Troopers Train in Simulated Global Locations
The facility being utilized by the 16th Air Assault Brigade has “moveable walls; interactive smoke, light, and sound effects; and a video monitoring system for soldiers to be able to review their performance,” the UK Ministry of Defense (MoD) stated.
The ministry further revealed that rifle-wielding soldiers can practice their maneuvers in the facility, which is designed to simulate a range of locations — thanks to its ability to change layouts, light levels, and the soundscape— from a “Middle Eastern shopping center at night or an African jungle village in a heavy rainstorm.”
Train to Avoid Collateral Damage
The aim is to provide a small number of paratroopers with the expertise in how to fortify and defend a building with a large number of civilians, restricting the use of heavy firepower.
“It allows soldiers to really focus on getting their skills and drills right, starting simply and then adding complexity through the built-in effects system,” Colonel Wills explained.

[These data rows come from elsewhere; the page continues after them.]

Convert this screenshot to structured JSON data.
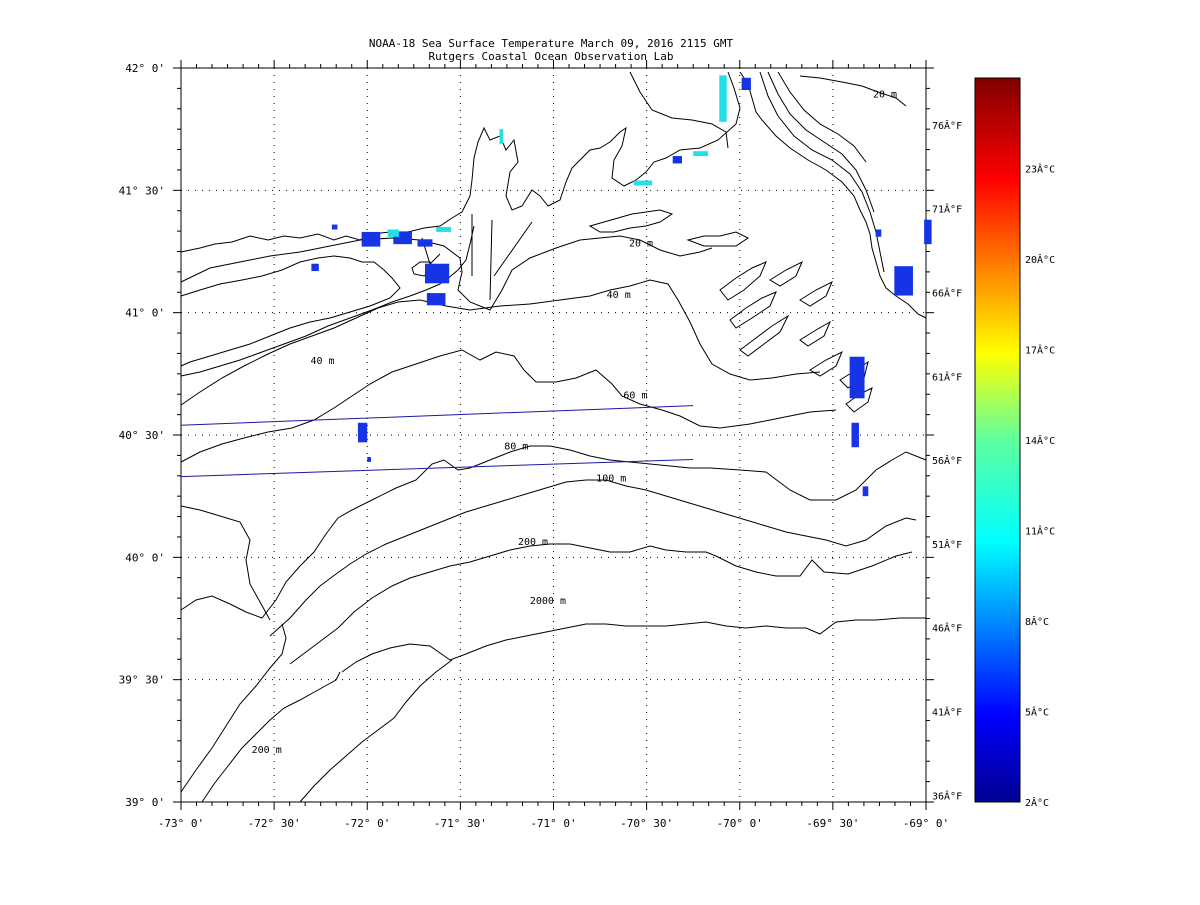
{
  "title": {
    "line1": "NOAA-18 Sea Surface Temperature March 09, 2016 2115 GMT",
    "line2": "Rutgers Coastal Ocean Observation Lab"
  },
  "colors": {
    "title_text": "#1a1aa0",
    "axis": "#000000",
    "contour": "#000000",
    "transect": "#1a1aa0",
    "cold_patch": "#1633e6",
    "cyan_patch": "#22e0e6"
  },
  "axes": {
    "lon_range": [
      -73,
      -69
    ],
    "lat_range": [
      39,
      42
    ],
    "lon_ticks": [
      {
        "value": -73.0,
        "label": "-73° 0'"
      },
      {
        "value": -72.5,
        "label": "-72° 30'"
      },
      {
        "value": -72.0,
        "label": "-72° 0'"
      },
      {
        "value": -71.5,
        "label": "-71° 30'"
      },
      {
        "value": -71.0,
        "label": "-71° 0'"
      },
      {
        "value": -70.5,
        "label": "-70° 30'"
      },
      {
        "value": -70.0,
        "label": "-70° 0'"
      },
      {
        "value": -69.5,
        "label": "-69° 30'"
      },
      {
        "value": -69.0,
        "label": "-69° 0'"
      }
    ],
    "lat_ticks": [
      {
        "value": 42.0,
        "label": "42° 0'"
      },
      {
        "value": 41.5,
        "label": "41° 30'"
      },
      {
        "value": 41.0,
        "label": "41° 0'"
      },
      {
        "value": 40.5,
        "label": "40° 30'"
      },
      {
        "value": 40.0,
        "label": "40° 0'"
      },
      {
        "value": 39.5,
        "label": "39° 30'"
      },
      {
        "value": 39.0,
        "label": "39° 0'"
      }
    ]
  },
  "fahrenheit_ticks": [
    {
      "value": 76,
      "label": "76Â°F"
    },
    {
      "value": 71,
      "label": "71Â°F"
    },
    {
      "value": 66,
      "label": "66Â°F"
    },
    {
      "value": 61,
      "label": "61Â°F"
    },
    {
      "value": 56,
      "label": "56Â°F"
    },
    {
      "value": 51,
      "label": "51Â°F"
    },
    {
      "value": 46,
      "label": "46Â°F"
    },
    {
      "value": 41,
      "label": "41Â°F"
    },
    {
      "value": 36,
      "label": "36Â°F"
    }
  ],
  "colorbar": {
    "min": 2,
    "max": 26,
    "ticks": [
      {
        "value": 23,
        "label": "23Â°C"
      },
      {
        "value": 20,
        "label": "20Â°C"
      },
      {
        "value": 17,
        "label": "17Â°C"
      },
      {
        "value": 14,
        "label": "14Â°C"
      },
      {
        "value": 11,
        "label": "11Â°C"
      },
      {
        "value": 8,
        "label": "8Â°C"
      },
      {
        "value": 5,
        "label": "5Â°C"
      },
      {
        "value": 2,
        "label": "2Â°C"
      }
    ]
  },
  "contour_labels": [
    {
      "text": "20 m",
      "lon": -70.53,
      "lat": 41.27
    },
    {
      "text": "40 m",
      "lon": -70.65,
      "lat": 41.06
    },
    {
      "text": "40 m",
      "lon": -72.24,
      "lat": 40.79
    },
    {
      "text": "60 m",
      "lon": -70.56,
      "lat": 40.65
    },
    {
      "text": "80 m",
      "lon": -71.2,
      "lat": 40.44
    },
    {
      "text": "100 m",
      "lon": -70.69,
      "lat": 40.31
    },
    {
      "text": "200 m",
      "lon": -71.11,
      "lat": 40.05
    },
    {
      "text": "2000 m",
      "lon": -71.03,
      "lat": 39.81
    },
    {
      "text": "200 m",
      "lon": -72.54,
      "lat": 39.2
    },
    {
      "text": "20 m",
      "lon": -69.22,
      "lat": 41.88
    }
  ],
  "sst_patches": [
    {
      "lon": -72.03,
      "lat": 41.33,
      "w": 0.1,
      "h": 0.06,
      "kind": "cold"
    },
    {
      "lon": -71.86,
      "lat": 41.33,
      "w": 0.1,
      "h": 0.05,
      "kind": "cold"
    },
    {
      "lon": -71.73,
      "lat": 41.3,
      "w": 0.08,
      "h": 0.03,
      "kind": "cold"
    },
    {
      "lon": -71.69,
      "lat": 41.2,
      "w": 0.13,
      "h": 0.08,
      "kind": "cold"
    },
    {
      "lon": -71.68,
      "lat": 41.08,
      "w": 0.1,
      "h": 0.05,
      "kind": "cold"
    },
    {
      "lon": -72.3,
      "lat": 41.2,
      "w": 0.04,
      "h": 0.03,
      "kind": "cold"
    },
    {
      "lon": -72.05,
      "lat": 40.55,
      "w": 0.05,
      "h": 0.08,
      "kind": "cold"
    },
    {
      "lon": -72.0,
      "lat": 40.41,
      "w": 0.02,
      "h": 0.02,
      "kind": "cold"
    },
    {
      "lon": -69.41,
      "lat": 40.82,
      "w": 0.08,
      "h": 0.17,
      "kind": "cold"
    },
    {
      "lon": -69.4,
      "lat": 40.55,
      "w": 0.04,
      "h": 0.1,
      "kind": "cold"
    },
    {
      "lon": -69.34,
      "lat": 40.29,
      "w": 0.03,
      "h": 0.04,
      "kind": "cold"
    },
    {
      "lon": -69.17,
      "lat": 41.19,
      "w": 0.1,
      "h": 0.12,
      "kind": "cold"
    },
    {
      "lon": -69.01,
      "lat": 41.38,
      "w": 0.04,
      "h": 0.1,
      "kind": "cold"
    },
    {
      "lon": -69.99,
      "lat": 41.96,
      "w": 0.05,
      "h": 0.05,
      "kind": "cold"
    },
    {
      "lon": -70.36,
      "lat": 41.64,
      "w": 0.05,
      "h": 0.03,
      "kind": "cold"
    },
    {
      "lon": -69.27,
      "lat": 41.34,
      "w": 0.03,
      "h": 0.03,
      "kind": "cold"
    },
    {
      "lon": -72.19,
      "lat": 41.36,
      "w": 0.03,
      "h": 0.02,
      "kind": "cold"
    },
    {
      "lon": -70.11,
      "lat": 41.97,
      "w": 0.04,
      "h": 0.19,
      "kind": "cyan"
    },
    {
      "lon": -71.63,
      "lat": 41.35,
      "w": 0.08,
      "h": 0.02,
      "kind": "cyan"
    },
    {
      "lon": -70.57,
      "lat": 41.54,
      "w": 0.1,
      "h": 0.02,
      "kind": "cyan"
    },
    {
      "lon": -70.25,
      "lat": 41.66,
      "w": 0.08,
      "h": 0.02,
      "kind": "cyan"
    },
    {
      "lon": -71.29,
      "lat": 41.75,
      "w": 0.02,
      "h": 0.06,
      "kind": "cyan"
    },
    {
      "lon": -71.89,
      "lat": 41.34,
      "w": 0.06,
      "h": 0.03,
      "kind": "cyan"
    }
  ],
  "transects": [
    {
      "from": [
        -73.0,
        40.54
      ],
      "to": [
        -70.25,
        40.62
      ]
    },
    {
      "from": [
        -73.0,
        40.33
      ],
      "to": [
        -70.25,
        40.4
      ]
    }
  ]
}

“These effects make training a more immersive experience, adding extra pressure to what the soldiers are doing. We can then take the skills that have been perfected here into more challenging training in the villages built on the Army’s training areas, adding the scale of larger units operating together.”
UK Invests in Indoor Military Operations
The training facility has arisen a few months after the MoD announced the development of a drone prototype armed with a twin-barrel stabilized shotgun specifically for indoor operations.
The meter-long (3.2 ft) unmanned aerial vehicle uses a camera powered with “machine vision,” similar to how a driverless car senses its surroundings, to identify people and objects inside a compound.
About a month after the announcement in October last year, the UK Royal Marines tested a lightweight reconnaissance robot that can be lobbed over walls or into a building to get live footage of what’s going on inside the structure.
Although the “throwbots” were being tested as a part of an exercise to protect the nation’s nuclear arsenal at the Clyde Naval Base, they are also ideal for urban warfare.